Também a Etiópia tem uma relação complicada com a água. No caso da dos rios, porque apesar de ter muita em certas regiões e certas alturas do ano, noutras regiões e estações falta de forma dramática, dando origem a fomes. E no que diz respeito ao mar, depois da secessão da Eritreia em 1993, a Etiópia voltou a ser um país encravado, com grande necessidade de um porto num país vizinho que lhe dê acesso ao oceano Índico, uma das razões, junto com disputas territoriais, da guerra que depois teve com a antiga província.
Derrubado o imperador Haile Sellassié em 1975, a Etiópia foi governada por um regime comunista que se mostrou incapaz de resolver os problemas do país, um dos poucos nunca colonizados em África apesar da ocupação militar italiana já no século XX. Em 1991, um movimento guerrilheiro liderado por Meles Zenawi derrubou o ditador Mengistu e lançou as bases do federalismo, admitindo mesmo o referendo independentista eritreu. Zenawi, que governou 21 anos, quatro como Presidente e 17 como primeiro-ministro, conseguiu ser apoiado tanto pelo Ocidente como pela China, país que tem investido muito na Etiópia. Mas para a construção da Gerd o segredo do financiamento foi recorrer aos próprios etíopes, que semiforçados (funcionários públicos tiveram de doar salário) ou por instinto patriótico, apostaram o seu dinheiro em títulos que lhes prometiam receber parte dos futuros lucros da venda de eletricidade produzida pela barragem. Esse investimento popular explica também a pressão sobre o atual governo para não ceder ao Egito, pois ao orgulho nacional junta-se a vontade de finalmente receber dividendos por um investimento antigo.

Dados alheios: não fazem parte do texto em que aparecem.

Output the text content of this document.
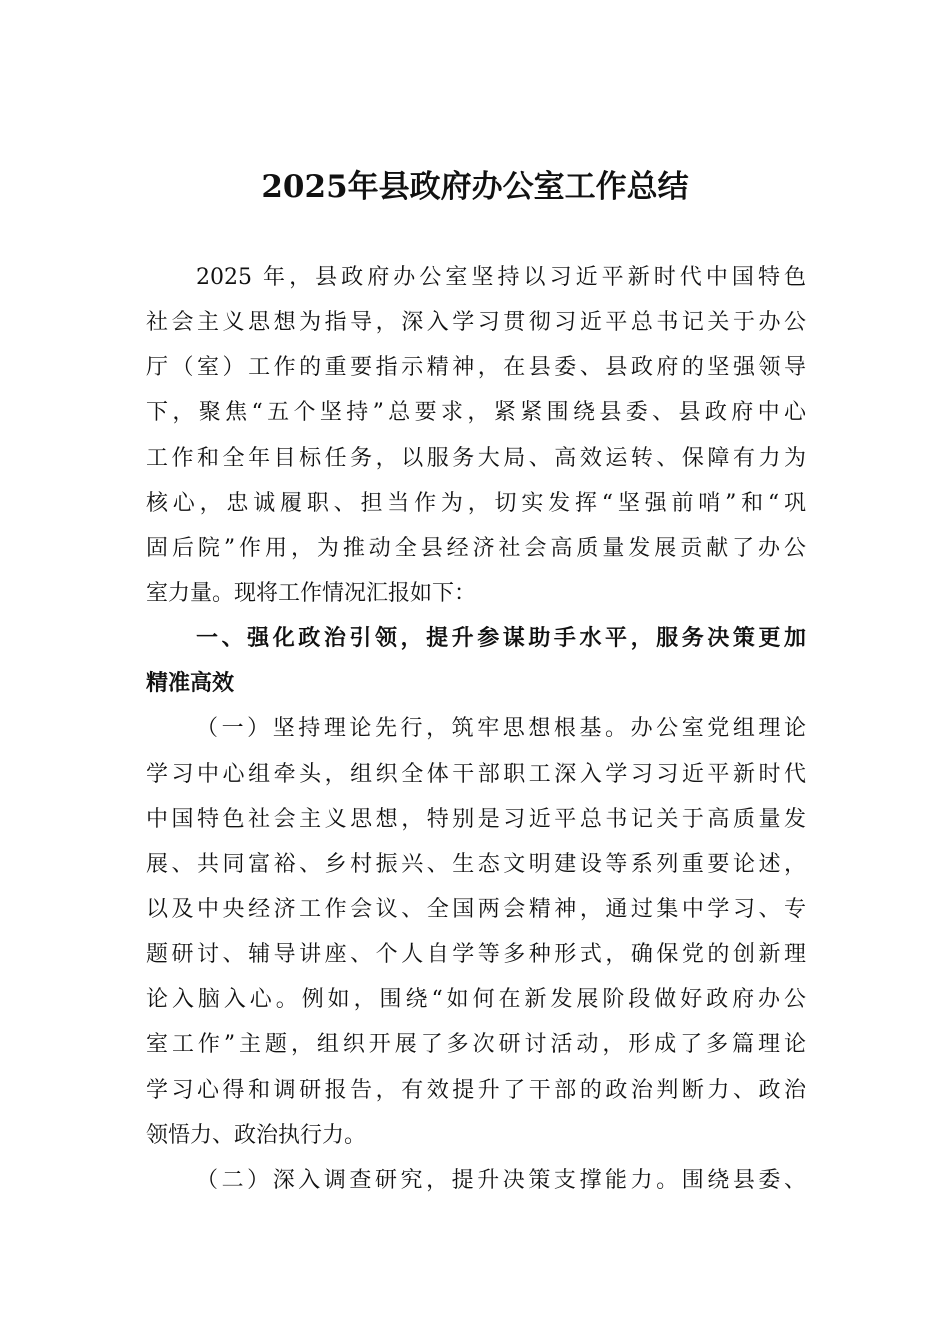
2025年县政府办公室工作总结
2025 年，县政府办公室坚持以习近平新时代中国特色
社会主义思想为指导，深入学习贯彻习近平总书记关于办公
厅（室）工作的重要指示精神，在县委、县政府的坚强领导
下，聚焦“五个坚持”总要求，紧紧围绕县委、县政府中心
工作和全年目标任务，以服务大局、高效运转、保障有力为
核心，忠诚履职、担当作为，切实发挥“坚强前哨”和“巩
固后院”作用，为推动全县经济社会高质量发展贡献了办公
室力量。现将工作情况汇报如下：
一、强化政治引领，提升参谋助手水平，服务决策更加
精准高效
（一）坚持理论先行，筑牢思想根基。办公室党组理论
学习中心组牵头，组织全体干部职工深入学习习近平新时代
中国特色社会主义思想，特别是习近平总书记关于高质量发
展、共同富裕、乡村振兴、生态文明建设等系列重要论述，
以及中央经济工作会议、全国两会精神，通过集中学习、专
题研讨、辅导讲座、个人自学等多种形式，确保党的创新理
论入脑入心。例如，围绕“如何在新发展阶段做好政府办公
室工作”主题，组织开展了多次研讨活动，形成了多篇理论
学习心得和调研报告，有效提升了干部的政治判断力、政治
领悟力、政治执行力。
（二）深入调查研究，提升决策支撑能力。围绕县委、
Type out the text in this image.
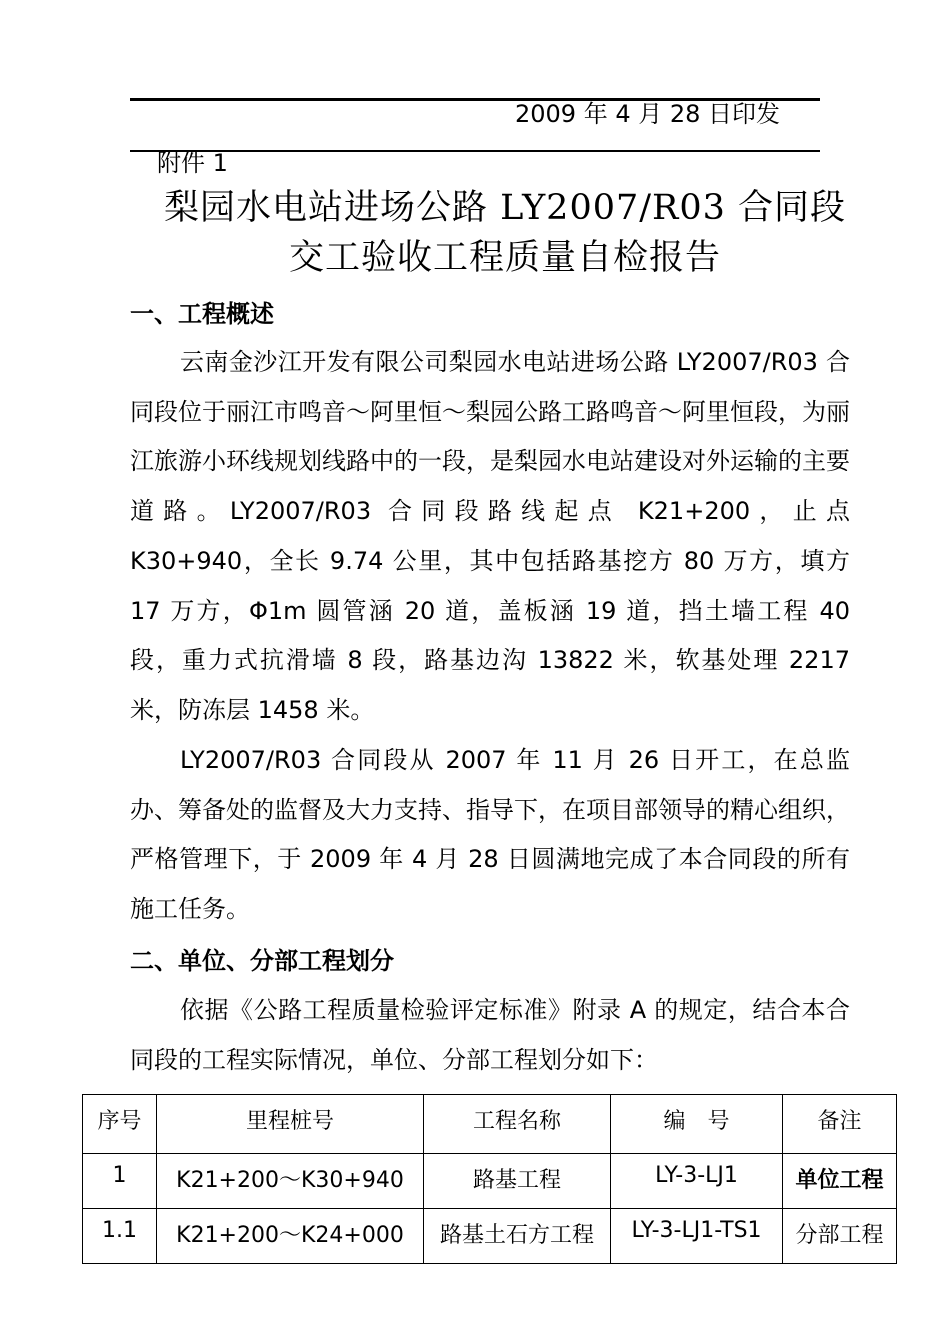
2009 年 4 月 28 日印发
附件 1
梨园水电站进场公路 LY2007/R03 合同段
交工验收工程质量自检报告
一、工程概述

云南金沙江开发有限公司梨园水电站进场公路 LY2007/R03 合同段位于丽江市鸣音～阿里恒～梨园公路工路鸣音～阿里恒段，为丽江旅游小环线规划线路中的一段，是梨园水电站建设对外运输的主要道路。LY2007/R03 合同段路线起点 K21+200，止点 K30+940，全长 9.74 公里，其中包括路基挖方 80 万方，填方 17 万方，Φ1m 圆管涵 20 道，盖板涵 19 道，挡土墙工程 40 段，重力式抗滑墙 8 段，路基边沟 13822 米，软基处理 2217 米，防冻层 1458 米。

LY2007/R03 合同段从 2007 年 11 月 26 日开工，在总监办、筹备处的监督及大力支持、指导下，在项目部领导的精心组织，严格管理下，于 2009 年 4 月 28 日圆满地完成了本合同段的所有施工任务。

二、单位、分部工程划分

依据《公路工程质量检验评定标准》附录 A 的规定，结合本合同段的工程实际情况，单位、分部工程划分如下：

序号	里程桩号	工程名称	编　号	备注
1	K21+200～K30+940	路基工程	LY-3-LJ1	单位工程
1.1	K21+200～K24+000	路基土石方工程	LY-3-LJ1-TS1	分部工程
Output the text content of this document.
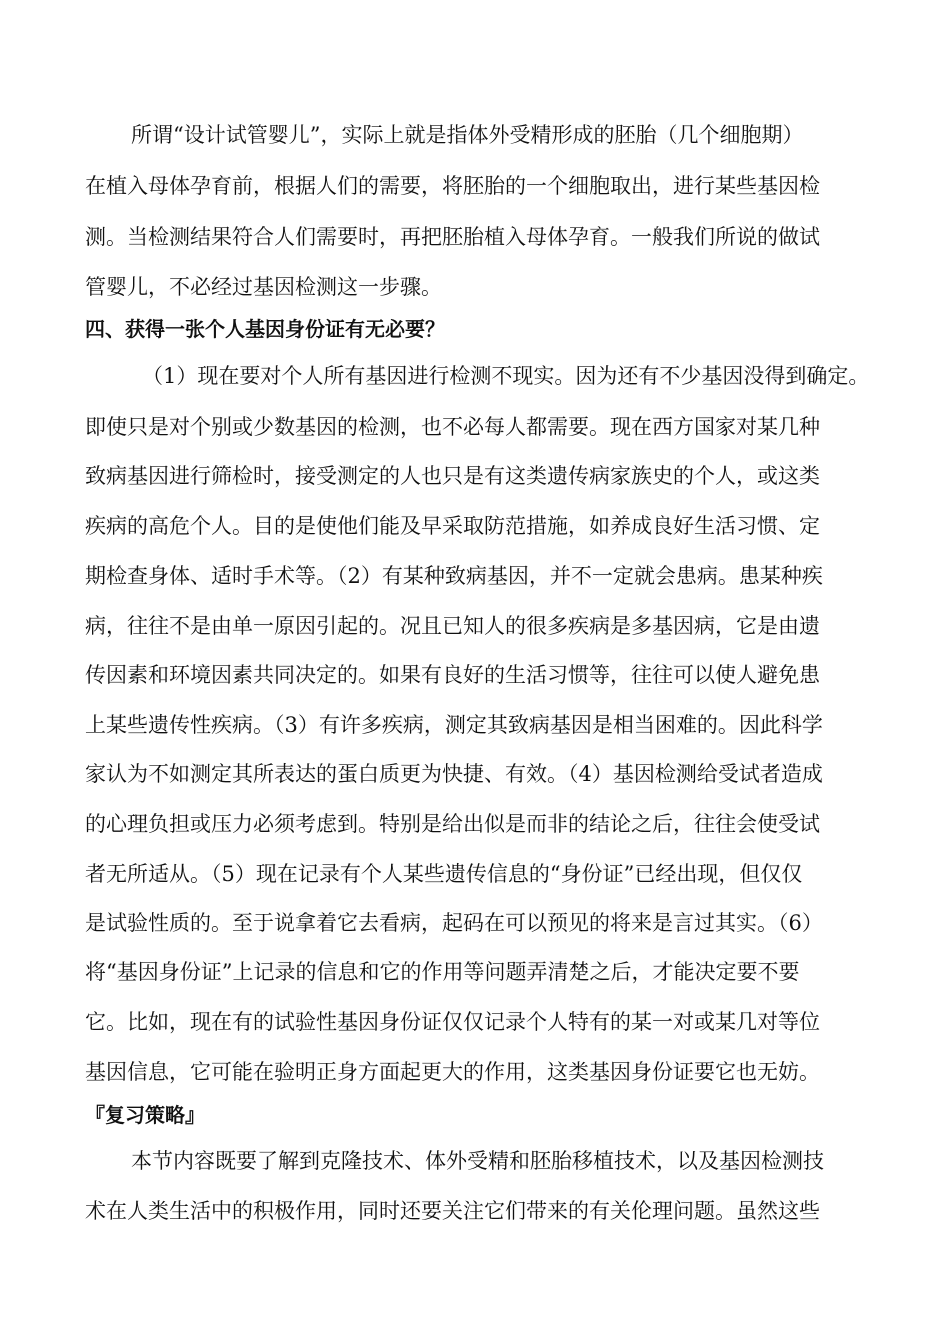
所谓“设计试管婴儿”，实际上就是指体外受精形成的胚胎（几个细胞期）
在植入母体孕育前，根据人们的需要，将胚胎的一个细胞取出，进行某些基因检
测。当检测结果符合人们需要时，再把胚胎植入母体孕育。一般我们所说的做试
管婴儿，不必经过基因检测这一步骤。
四、获得一张个人基因身份证有无必要？
（1）现在要对个人所有基因进行检测不现实。因为还有不少基因没得到确定。
即使只是对个别或少数基因的检测，也不必每人都需要。现在西方国家对某几种
致病基因进行筛检时，接受测定的人也只是有这类遗传病家族史的个人，或这类
疾病的高危个人。目的是使他们能及早采取防范措施，如养成良好生活习惯、定
期检查身体、适时手术等。（2）有某种致病基因，并不一定就会患病。患某种疾
病，往往不是由单一原因引起的。况且已知人的很多疾病是多基因病，它是由遗
传因素和环境因素共同决定的。如果有良好的生活习惯等，往往可以使人避免患
上某些遗传性疾病。（3）有许多疾病，测定其致病基因是相当困难的。因此科学
家认为不如测定其所表达的蛋白质更为快捷、有效。（4）基因检测给受试者造成
的心理负担或压力必须考虑到。特别是给出似是而非的结论之后，往往会使受试
者无所适从。（5）现在记录有个人某些遗传信息的“身份证”已经出现，但仅仅
是试验性质的。至于说拿着它去看病，起码在可以预见的将来是言过其实。（6）
将“基因身份证”上记录的信息和它的作用等问题弄清楚之后，才能决定要不要
它。比如，现在有的试验性基因身份证仅仅记录个人特有的某一对或某几对等位
基因信息，它可能在验明正身方面起更大的作用，这类基因身份证要它也无妨。
『复习策略』
本节内容既要了解到克隆技术、体外受精和胚胎移植技术，以及基因检测技
术在人类生活中的积极作用，同时还要关注它们带来的有关伦理问题。虽然这些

O muro da barragem tem dois quilómetros de comprimento e 150 metros de altura e as águas retidas deverão criar um lago ao longo de 250 quilómetros do curso do Nilo Azul. Está previsto igualmente que a central de energia hidráulica instalada na barragem produza 6.000 megawatts (MW) de energia, suficiente para as necessidades da Etiópia e com grande potencial de exportação.
A Gerd passa a ser a maior barragem de África, ultrapassando barragens míticas como a de Assuão (a partir de agora a número três do continente) e a de Cahora Bassa, construída por Portugal nos tempos do Moçambique colonial (passa a quinta maior).
Uma das razões pelas quais se espera um entendimento a propósito da Gerd entre o queixoso Egito e a Etiópia é o envolvimento do Cairo na guerra civil na Líbia, pois para Al-Sisi não convém dar a ideia de que é um promotor de conflitos e muito menos ser apanhado a lutar em duas frentes diferentes em simultâneo. Mas com o aquecimento global toda a disputa de água arrisca ser fonte de guerras.